I’m sure the Extended Learning plan is pretty straight forward for most kids, but there is always a lot more that involved when you have kiddos with IEPs, especially when the IEPs are extensive. I had plenty of questions myself about the Extended Learning plan being offered so I reached out to my school for clarification. We talked in detail about the exact Extended Learning plan that our school was offering and between our discussions and my extra research, this is what I learned:

  1. The Basics

On the outside, it just looked like a short summer school session. Two and a half weeks of half day school in the month of June with optional transportations provided. The school identified the students who qualified and sent out a paper offering the option for the additional school time to the parents. Parents had the choice to accept or deny the Extended Learning. The whole Extended Learning initiative was rolled out by the state of Ohio as a way to help children who have had their learning impacted by the coronavirus pandemic. Each school was told to implement their own plan to address the Extended Learning so how it is done may vary between schools. For more information on your school’s specific plan visit here.

  1. Not for IEP services

Extended School Year (ESY) Services are specifically addressed in a child’s IEP (for more information click here). The additional summer services provided through ESY are identified when there is regression with goals outlined in the IEP. ESY and Extended Learning as not the same thing. If you decided to send your child for the Extended Learning being offered for the first time this year, your child will not be working on the goals outlined in their IEP. An easy example of this would be if your child receives speech therapy services through his IEP. In a normal school week, they would go to these therapy services but through the Extended Learning they will only be attended for core class work and not for those additional services. If you believe your child’s IEP goal progress was also impacted by the coronavirus or just in general, I would recommend that you discuss ESY services in your next IEP meeting.

  1. Probable IEP Exceptions

If your child’s IEP outlines specific accommodations to help with their core learning or classroom work, then the school should still provide these for the Extended Learning plan. I say “should’ as I cannot specifically speak to every school district as they all have differing plans. My son’s IEP identifies that he has a paraprofessional for supports in his general education classroom. I specifically asked the school if I decided to send him for Extended Learning if he would still have an aid provided to him and they said “of course”. 

  1. It is for General Education

Due to my son’s special needs, his teacher and intervention specialist currently make many modifications to my son’s general education curriculum to help him complete his work. The Extended Learning plan offered to him had not identified who the teacher would be, but I was aware that it was not going to be the teacher that he currently had. The class would just be taught by a general education teacher who was not already familiar with the modifications my son needed and no intervention specialist would be involved. After finding out that last bit of information, we decided that the Extended Learning plan being offered would be not a good fit for our son.

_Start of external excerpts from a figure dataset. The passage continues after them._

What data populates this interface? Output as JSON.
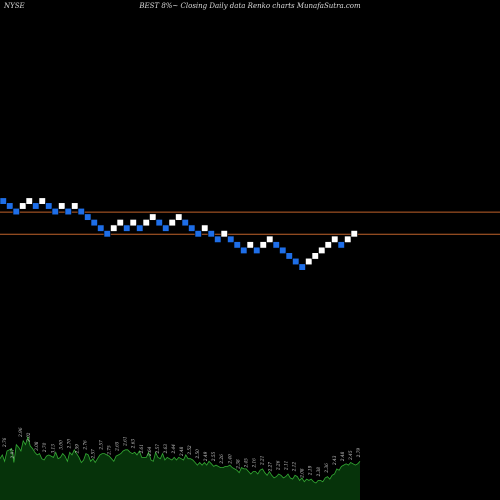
{
  "header": {
    "exchange": "NYSE",
    "title": "BEST 8%~ Closing Daily data Renko charts MunafaSutra.com"
  },
  "chart_data": {
    "type": "renko",
    "title": "BEST 8%~ Closing Daily data Renko charts MunafaSutra.com",
    "colors": {
      "up": "#ffffff",
      "down": "#1e6ee8",
      "background": "#000000",
      "ref_lines": "#c0622b",
      "volume_fill": "#06330a",
      "volume_line": "#33aa33",
      "label": "#cccccc"
    },
    "reference_lines": [
      2.9,
      2.54
    ],
    "bricks": [
      {
        "dir": "down",
        "value": 3.08
      },
      {
        "dir": "down",
        "value": 3.0
      },
      {
        "dir": "down",
        "value": 2.91
      },
      {
        "dir": "up",
        "value": 3.0
      },
      {
        "dir": "up",
        "value": 3.08
      },
      {
        "dir": "down",
        "value": 3.0
      },
      {
        "dir": "up",
        "value": 3.08
      },
      {
        "dir": "down",
        "value": 3.0
      },
      {
        "dir": "down",
        "value": 2.91
      },
      {
        "dir": "up",
        "value": 3.0
      },
      {
        "dir": "down",
        "value": 2.91
      },
      {
        "dir": "up",
        "value": 3.0
      },
      {
        "dir": "down",
        "value": 2.91
      },
      {
        "dir": "down",
        "value": 2.82
      },
      {
        "dir": "down",
        "value": 2.73
      },
      {
        "dir": "down",
        "value": 2.64
      },
      {
        "dir": "down",
        "value": 2.55
      },
      {
        "dir": "up",
        "value": 2.64
      },
      {
        "dir": "up",
        "value": 2.73
      },
      {
        "dir": "down",
        "value": 2.64
      },
      {
        "dir": "up",
        "value": 2.73
      },
      {
        "dir": "down",
        "value": 2.64
      },
      {
        "dir": "up",
        "value": 2.73
      },
      {
        "dir": "up",
        "value": 2.82
      },
      {
        "dir": "down",
        "value": 2.73
      },
      {
        "dir": "down",
        "value": 2.64
      },
      {
        "dir": "up",
        "value": 2.73
      },
      {
        "dir": "up",
        "value": 2.82
      },
      {
        "dir": "down",
        "value": 2.73
      },
      {
        "dir": "down",
        "value": 2.64
      },
      {
        "dir": "down",
        "value": 2.55
      },
      {
        "dir": "up",
        "value": 2.64
      },
      {
        "dir": "down",
        "value": 2.55
      },
      {
        "dir": "down",
        "value": 2.46
      },
      {
        "dir": "up",
        "value": 2.55
      },
      {
        "dir": "down",
        "value": 2.46
      },
      {
        "dir": "down",
        "value": 2.37
      },
      {
        "dir": "down",
        "value": 2.28
      },
      {
        "dir": "up",
        "value": 2.37
      },
      {
        "dir": "down",
        "value": 2.28
      },
      {
        "dir": "up",
        "value": 2.37
      },
      {
        "dir": "up",
        "value": 2.46
      },
      {
        "dir": "down",
        "value": 2.37
      },
      {
        "dir": "down",
        "value": 2.28
      },
      {
        "dir": "down",
        "value": 2.19
      },
      {
        "dir": "down",
        "value": 2.1
      },
      {
        "dir": "down",
        "value": 2.01
      },
      {
        "dir": "up",
        "value": 2.1
      },
      {
        "dir": "up",
        "value": 2.19
      },
      {
        "dir": "up",
        "value": 2.28
      },
      {
        "dir": "up",
        "value": 2.37
      },
      {
        "dir": "up",
        "value": 2.46
      },
      {
        "dir": "down",
        "value": 2.37
      },
      {
        "dir": "up",
        "value": 2.46
      },
      {
        "dir": "up",
        "value": 2.55
      }
    ],
    "volume": {
      "values": [
        30,
        33,
        28,
        36,
        37,
        38,
        27,
        41,
        39,
        36,
        44,
        41,
        47,
        40,
        38,
        35,
        33,
        34,
        30,
        29,
        32,
        33,
        32,
        31,
        35,
        30,
        31,
        34,
        32,
        28,
        35,
        33,
        37,
        34,
        31,
        27,
        29,
        34,
        33,
        28,
        30,
        27,
        30,
        33,
        34,
        34,
        33,
        32,
        30,
        28,
        32,
        33,
        34,
        36,
        37,
        37,
        35,
        34,
        35,
        33,
        36,
        31,
        31,
        31,
        35,
        29,
        28,
        35,
        31,
        30,
        34,
        29,
        31,
        30,
        29,
        31,
        29,
        31,
        30,
        29,
        33,
        30,
        30,
        29,
        27,
        25,
        27,
        25,
        27,
        25,
        28,
        26,
        24,
        25,
        24,
        23,
        23,
        24,
        24,
        25,
        23,
        22,
        21,
        19,
        23,
        22,
        22,
        20,
        18,
        20,
        20,
        18,
        21,
        22,
        19,
        17,
        20,
        17,
        15,
        16,
        18,
        17,
        15,
        16,
        18,
        15,
        14,
        17,
        16,
        13,
        15,
        12,
        14,
        13,
        14,
        12,
        11,
        13,
        13,
        12,
        15,
        16,
        14,
        17,
        18,
        22,
        21,
        24,
        25,
        26,
        25,
        27,
        26,
        25,
        26,
        28
      ],
      "labels": [
        "2.76",
        "2.97",
        "2.96",
        "3.02",
        "3.08",
        "2.70",
        "3.13",
        "3.00",
        "2.70",
        "2.59",
        "2.76",
        "2.57",
        "2.57",
        "2.75",
        "2.65",
        "2.61",
        "2.63",
        "2.61",
        "2.64",
        "2.57",
        "2.63",
        "2.44",
        "2.48",
        "2.52",
        "2.50",
        "2.49",
        "2.55",
        "2.26",
        "2.40",
        "2.38",
        "2.45",
        "2.16",
        "2.21",
        "2.27",
        "2.26",
        "2.11",
        "2.12",
        "2.08",
        "2.19",
        "2.38",
        "2.36",
        "2.43",
        "2.48",
        "2.45",
        "2.79"
      ]
    }
  }
}
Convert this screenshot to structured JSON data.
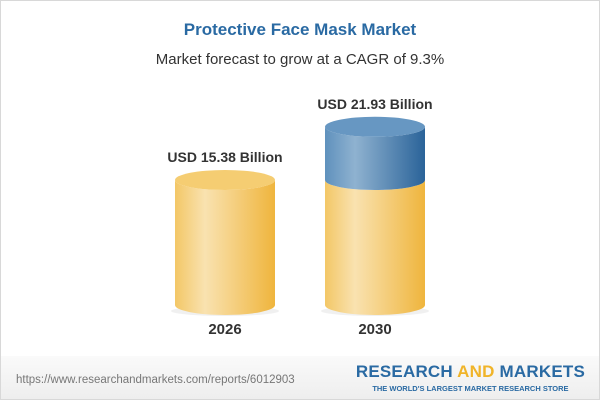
{
  "header": {
    "title": "Protective Face Mask Market",
    "subtitle": "Market forecast to grow at a CAGR of 9.3%"
  },
  "chart_data": {
    "type": "bar",
    "style": "3d-cylinder",
    "categories": [
      "2026",
      "2030"
    ],
    "values": [
      15.38,
      21.93
    ],
    "data_labels": [
      "USD 15.38 Billion",
      "USD 21.93 Billion"
    ],
    "unit": "USD Billion",
    "colors": {
      "base": "#f2c15a",
      "growth": "#3f7bb0"
    },
    "grid": false
  },
  "footer": {
    "url": "https://www.researchandmarkets.com/reports/6012903",
    "logo_part1": "RESEARCH ",
    "logo_part2": "AND",
    "logo_part3": " MARKETS",
    "tagline": "THE WORLD'S LARGEST MARKET RESEARCH STORE"
  }
}
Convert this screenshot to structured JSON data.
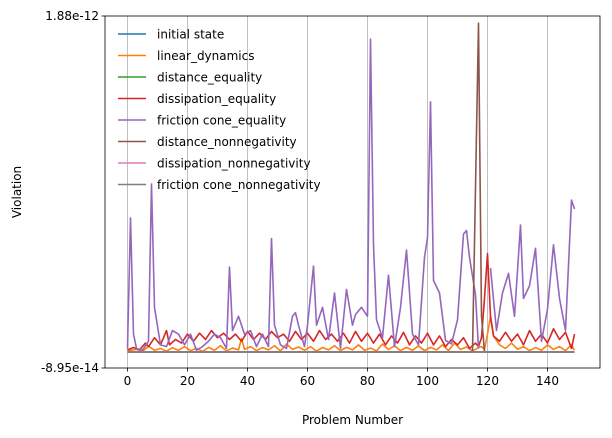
{
  "chart_data": {
    "type": "line",
    "title": "",
    "xlabel": "Problem Number",
    "ylabel": "Violation",
    "xlim": [
      -7.5,
      157.5
    ],
    "ylim": [
      -8.95e-14,
      1.88e-12
    ],
    "xticks": [
      0,
      20,
      40,
      60,
      80,
      100,
      120,
      140
    ],
    "xtick_labels": [
      "0",
      "20",
      "40",
      "60",
      "80",
      "100",
      "120",
      "140"
    ],
    "yticks": [
      -8.95e-14,
      1.88e-12
    ],
    "ytick_labels": [
      "-8.95e-14",
      "1.88e-12"
    ],
    "grid": "vertical at x ticks",
    "legend_position": "top-left",
    "series": [
      {
        "name": "initial state",
        "color": "#1f77b4",
        "segments": [
          [
            [
              0,
              0
            ],
            [
              149,
              0
            ]
          ]
        ]
      },
      {
        "name": "linear_dynamics",
        "color": "#ff7f0e",
        "segments": [
          [
            [
              0,
              6e-15
            ],
            [
              3,
              1.5e-14
            ],
            [
              5,
              4e-15
            ],
            [
              7,
              3.2e-14
            ],
            [
              9,
              1e-14
            ],
            [
              11,
              2e-14
            ],
            [
              13,
              5e-15
            ],
            [
              15,
              2.4e-14
            ],
            [
              17,
              1e-14
            ],
            [
              19,
              3e-14
            ],
            [
              21,
              8e-15
            ],
            [
              23,
              2e-14
            ],
            [
              25,
              4e-15
            ],
            [
              27,
              2.6e-14
            ],
            [
              29,
              1e-14
            ],
            [
              31,
              3.5e-14
            ],
            [
              33,
              6e-15
            ],
            [
              35,
              2.2e-14
            ],
            [
              37,
              1.2e-14
            ],
            [
              38,
              7.5e-14
            ],
            [
              39,
              1.5e-14
            ],
            [
              41,
              3e-14
            ],
            [
              43,
              8e-15
            ],
            [
              45,
              2.5e-14
            ],
            [
              47,
              1.2e-14
            ],
            [
              49,
              3.5e-14
            ],
            [
              51,
              6e-15
            ],
            [
              53,
              4.5e-14
            ],
            [
              55,
              1.5e-14
            ],
            [
              57,
              2.8e-14
            ],
            [
              59,
              1e-14
            ],
            [
              61,
              3e-14
            ],
            [
              63,
              5e-15
            ],
            [
              65,
              2.5e-14
            ],
            [
              67,
              1.2e-14
            ],
            [
              69,
              3.5e-14
            ],
            [
              71,
              8e-15
            ],
            [
              73,
              2.6e-14
            ],
            [
              75,
              1.2e-14
            ],
            [
              77,
              4e-14
            ],
            [
              79,
              1e-14
            ],
            [
              81,
              2.2e-14
            ],
            [
              83,
              6e-15
            ],
            [
              85,
              4.5e-14
            ],
            [
              87,
              1.4e-14
            ],
            [
              89,
              3.5e-14
            ],
            [
              91,
              8e-15
            ],
            [
              93,
              2.6e-14
            ],
            [
              95,
              1e-14
            ],
            [
              97,
              3.4e-14
            ],
            [
              99,
              8e-15
            ],
            [
              101,
              2.6e-14
            ],
            [
              103,
              1.2e-14
            ],
            [
              105,
              4e-14
            ],
            [
              107,
              8e-15
            ],
            [
              109,
              5e-14
            ],
            [
              111,
              1.4e-14
            ],
            [
              113,
              2.8e-14
            ],
            [
              115,
              6e-15
            ],
            [
              117,
              2.4e-14
            ],
            [
              118,
              3e-14
            ],
            [
              119,
              1.4e-14
            ],
            [
              120,
              1e-13
            ],
            [
              121,
              2e-13
            ],
            [
              122,
              9e-14
            ],
            [
              124,
              4e-14
            ],
            [
              126,
              2e-14
            ],
            [
              128,
              5e-14
            ],
            [
              130,
              1.5e-14
            ],
            [
              132,
              3e-14
            ],
            [
              134,
              8e-15
            ],
            [
              136,
              2.5e-14
            ],
            [
              138,
              1e-14
            ],
            [
              140,
              4e-14
            ],
            [
              142,
              1.5e-14
            ],
            [
              144,
              3e-14
            ],
            [
              146,
              8e-15
            ],
            [
              148,
              4e-14
            ],
            [
              149,
              1e-14
            ]
          ]
        ]
      },
      {
        "name": "distance_equality",
        "color": "#2ca02c",
        "segments": [
          [
            [
              0,
              0
            ],
            [
              149,
              0
            ]
          ]
        ]
      },
      {
        "name": "dissipation_equality",
        "color": "#d62728",
        "segments": [
          [
            [
              0,
              1.2e-14
            ],
            [
              2,
              2.5e-14
            ],
            [
              4,
              1.2e-14
            ],
            [
              6,
              5e-14
            ],
            [
              7,
              3e-14
            ],
            [
              9,
              8e-14
            ],
            [
              11,
              4e-14
            ],
            [
              13,
              1.2e-13
            ],
            [
              14,
              4e-14
            ],
            [
              16,
              7e-14
            ],
            [
              18,
              5e-14
            ],
            [
              20,
              1e-13
            ],
            [
              22,
              6e-14
            ],
            [
              24,
              1.05e-13
            ],
            [
              26,
              7e-14
            ],
            [
              28,
              1.2e-13
            ],
            [
              30,
              8e-14
            ],
            [
              32,
              1.05e-13
            ],
            [
              34,
              7e-14
            ],
            [
              36,
              1e-13
            ],
            [
              38,
              6e-14
            ],
            [
              40,
              1.15e-13
            ],
            [
              42,
              7e-14
            ],
            [
              44,
              1.05e-13
            ],
            [
              46,
              7e-14
            ],
            [
              48,
              1.15e-13
            ],
            [
              50,
              8e-14
            ],
            [
              52,
              1e-13
            ],
            [
              54,
              6e-14
            ],
            [
              56,
              1.15e-13
            ],
            [
              58,
              7e-14
            ],
            [
              60,
              1.05e-13
            ],
            [
              62,
              6e-14
            ],
            [
              64,
              1.2e-13
            ],
            [
              66,
              7e-14
            ],
            [
              68,
              1e-13
            ],
            [
              70,
              6e-14
            ],
            [
              72,
              1.05e-13
            ],
            [
              74,
              5e-14
            ],
            [
              76,
              1.15e-13
            ],
            [
              78,
              6e-14
            ],
            [
              80,
              1.05e-13
            ],
            [
              82,
              5e-14
            ],
            [
              84,
              1e-13
            ],
            [
              86,
              4e-14
            ],
            [
              88,
              9e-14
            ],
            [
              90,
              5e-14
            ],
            [
              92,
              1.1e-13
            ],
            [
              94,
              4e-14
            ],
            [
              96,
              9e-14
            ],
            [
              98,
              5e-14
            ],
            [
              100,
              1.05e-13
            ],
            [
              102,
              4e-14
            ],
            [
              104,
              9e-14
            ],
            [
              106,
              3e-14
            ],
            [
              108,
              7e-14
            ],
            [
              110,
              4e-14
            ],
            [
              112,
              8e-14
            ],
            [
              114,
              2e-14
            ],
            [
              116,
              5e-14
            ],
            [
              117,
              3e-14
            ],
            [
              118,
              8e-14
            ],
            [
              119,
              3e-13
            ],
            [
              120,
              5.5e-13
            ],
            [
              121,
              2e-13
            ],
            [
              122,
              9e-14
            ],
            [
              124,
              6e-14
            ],
            [
              126,
              1.1e-13
            ],
            [
              128,
              6e-14
            ],
            [
              130,
              1e-13
            ],
            [
              132,
              4e-14
            ],
            [
              134,
              1.2e-13
            ],
            [
              136,
              6e-14
            ],
            [
              138,
              1e-13
            ],
            [
              140,
              5e-14
            ],
            [
              142,
              1.3e-13
            ],
            [
              144,
              7e-14
            ],
            [
              146,
              1.1e-13
            ],
            [
              148,
              2e-14
            ],
            [
              149,
              1e-13
            ]
          ]
        ]
      },
      {
        "name": "friction cone_equality",
        "color": "#9467bd",
        "segments": [
          [
            [
              0,
              2e-14
            ],
            [
              1,
              7.5e-13
            ],
            [
              2,
              1e-13
            ],
            [
              3,
              2e-14
            ],
            [
              5,
              1e-14
            ],
            [
              7,
              6e-14
            ],
            [
              8,
              9.4e-13
            ],
            [
              9,
              2.5e-13
            ],
            [
              11,
              4e-14
            ],
            [
              13,
              3e-14
            ],
            [
              15,
              1.2e-13
            ],
            [
              17,
              1e-13
            ],
            [
              19,
              4e-14
            ],
            [
              21,
              1e-13
            ],
            [
              23,
              1e-14
            ],
            [
              25,
              3e-14
            ],
            [
              27,
              6e-14
            ],
            [
              29,
              1e-13
            ],
            [
              31,
              8e-14
            ],
            [
              33,
              2e-14
            ],
            [
              34,
              4.75e-13
            ],
            [
              35,
              1.2e-13
            ],
            [
              37,
              2e-13
            ],
            [
              39,
              1e-13
            ],
            [
              41,
              1.2e-13
            ],
            [
              43,
              3e-14
            ],
            [
              45,
              1e-13
            ],
            [
              47,
              3e-14
            ],
            [
              48,
              6.35e-13
            ],
            [
              49,
              1.5e-13
            ],
            [
              51,
              4e-14
            ],
            [
              53,
              2e-14
            ],
            [
              55,
              2e-13
            ],
            [
              56,
              2.2e-13
            ],
            [
              57,
              1.5e-13
            ],
            [
              59,
              3e-14
            ],
            [
              60,
              1.5e-13
            ],
            [
              62,
              4.8e-13
            ],
            [
              63,
              1.5e-13
            ],
            [
              65,
              2.5e-13
            ],
            [
              67,
              7e-14
            ],
            [
              69,
              3.3e-13
            ],
            [
              71,
              2e-14
            ],
            [
              73,
              3.5e-13
            ],
            [
              75,
              1.5e-13
            ],
            [
              76,
              2.1e-13
            ],
            [
              78,
              2.5e-13
            ],
            [
              80,
              2e-13
            ],
            [
              81,
              1.75e-12
            ],
            [
              82,
              6e-13
            ],
            [
              83,
              1.8e-13
            ],
            [
              85,
              8e-14
            ],
            [
              87,
              4.3e-13
            ],
            [
              89,
              3e-14
            ],
            [
              91,
              2.5e-13
            ],
            [
              93,
              5.7e-13
            ],
            [
              95,
              1e-13
            ],
            [
              97,
              4e-14
            ],
            [
              99,
              5.3e-13
            ],
            [
              100,
              6.4e-13
            ],
            [
              101,
              1.4e-12
            ],
            [
              102,
              4e-13
            ],
            [
              104,
              3.3e-13
            ],
            [
              106,
              6.5e-14
            ],
            [
              108,
              4.5e-14
            ],
            [
              110,
              1.8e-13
            ],
            [
              112,
              6.6e-13
            ],
            [
              113,
              6.8e-13
            ],
            [
              114,
              5.3e-13
            ],
            [
              116,
              3.2e-13
            ],
            [
              117,
              2e-14
            ]
          ],
          [
            [
              121,
              4.7e-13
            ],
            [
              123,
              1.2e-13
            ],
            [
              125,
              3.3e-13
            ],
            [
              127,
              4.4e-13
            ],
            [
              129,
              2e-13
            ],
            [
              131,
              7.1e-13
            ],
            [
              132,
              3e-13
            ],
            [
              134,
              3.7e-13
            ],
            [
              136,
              5.8e-13
            ],
            [
              138,
              6e-14
            ],
            [
              140,
              2.4e-13
            ],
            [
              142,
              6e-13
            ],
            [
              144,
              3e-13
            ],
            [
              146,
              1.2e-13
            ],
            [
              148,
              8.5e-13
            ],
            [
              149,
              8e-13
            ]
          ]
        ]
      },
      {
        "name": "distance_nonnegativity",
        "color": "#8c564b",
        "segments": [
          [
            [
              0,
              0
            ],
            [
              115,
              0
            ],
            [
              117,
              1.84e-12
            ],
            [
              118,
              2e-13
            ],
            [
              119,
              0
            ],
            [
              149,
              0
            ]
          ]
        ]
      },
      {
        "name": "dissipation_nonnegativity",
        "color": "#e377c2",
        "segments": [
          [
            [
              0,
              0
            ],
            [
              149,
              0
            ]
          ]
        ]
      },
      {
        "name": "friction cone_nonnegativity",
        "color": "#7f7f7f",
        "segments": [
          [
            [
              0,
              0
            ],
            [
              149,
              0
            ]
          ]
        ]
      }
    ]
  }
}
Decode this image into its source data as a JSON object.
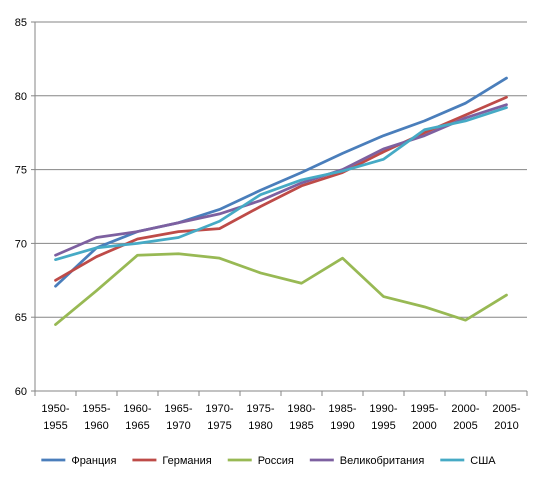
{
  "chart_data": {
    "type": "line",
    "title": "",
    "xlabel": "",
    "ylabel": "",
    "ylim": [
      60,
      85
    ],
    "yticks": [
      60,
      65,
      70,
      75,
      80,
      85
    ],
    "grid": "horizontal",
    "legend_position": "bottom",
    "categories": [
      [
        "1950-",
        "1955"
      ],
      [
        "1955-",
        "1960"
      ],
      [
        "1960-",
        "1965"
      ],
      [
        "1965-",
        "1970"
      ],
      [
        "1970-",
        "1975"
      ],
      [
        "1975-",
        "1980"
      ],
      [
        "1980-",
        "1985"
      ],
      [
        "1985-",
        "1990"
      ],
      [
        "1990-",
        "1995"
      ],
      [
        "1995-",
        "2000"
      ],
      [
        "2000-",
        "2005"
      ],
      [
        "2005-",
        "2010"
      ]
    ],
    "series": [
      {
        "name": "Франция",
        "color": "#4A7EBB",
        "values": [
          67.1,
          69.7,
          70.8,
          71.4,
          72.3,
          73.6,
          74.8,
          76.1,
          77.3,
          78.3,
          79.5,
          81.2
        ]
      },
      {
        "name": "Германия",
        "color": "#BE4B48",
        "values": [
          67.5,
          69.1,
          70.3,
          70.8,
          71.0,
          72.5,
          73.9,
          74.8,
          76.2,
          77.5,
          78.7,
          79.9
        ]
      },
      {
        "name": "Россия",
        "color": "#98B954",
        "values": [
          64.5,
          66.8,
          69.2,
          69.3,
          69.0,
          68.0,
          67.3,
          69.0,
          66.4,
          65.7,
          64.8,
          66.5
        ]
      },
      {
        "name": "Великобритания",
        "color": "#7D60A0",
        "values": [
          69.2,
          70.4,
          70.8,
          71.4,
          72.0,
          72.9,
          74.1,
          75.0,
          76.4,
          77.3,
          78.5,
          79.4
        ]
      },
      {
        "name": "США",
        "color": "#46AAC5",
        "values": [
          68.9,
          69.7,
          70.0,
          70.4,
          71.5,
          73.3,
          74.3,
          74.9,
          75.7,
          77.7,
          78.3,
          79.2
        ]
      }
    ]
  }
}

It has been a very difficult year in education for many kids, both with and without special needs. I am glad that they are finally working at options like Extended Learning to help close the gaps that were made. Although we personally made the decision that Extended Learning would not be beneficial to our child, this will actually be the first year that we have decided to pursue ESY services to address some of my son’s IEP goals. So even if Extended Learning is not a viable option for your child remember that those ESY services may still be a good opportunity to consider if your child qualifies. As a general disclaimer, I am by no means an expert on any of this. Just a mom that had a long list of questions that I took to my child’s school and access to the Ohio Department of Educations website.  I hope that this information shines some light on the Extended Learning program. If your child really is in need of extra help this summer, I hope they can bridge that gap with these plans that have been put in place.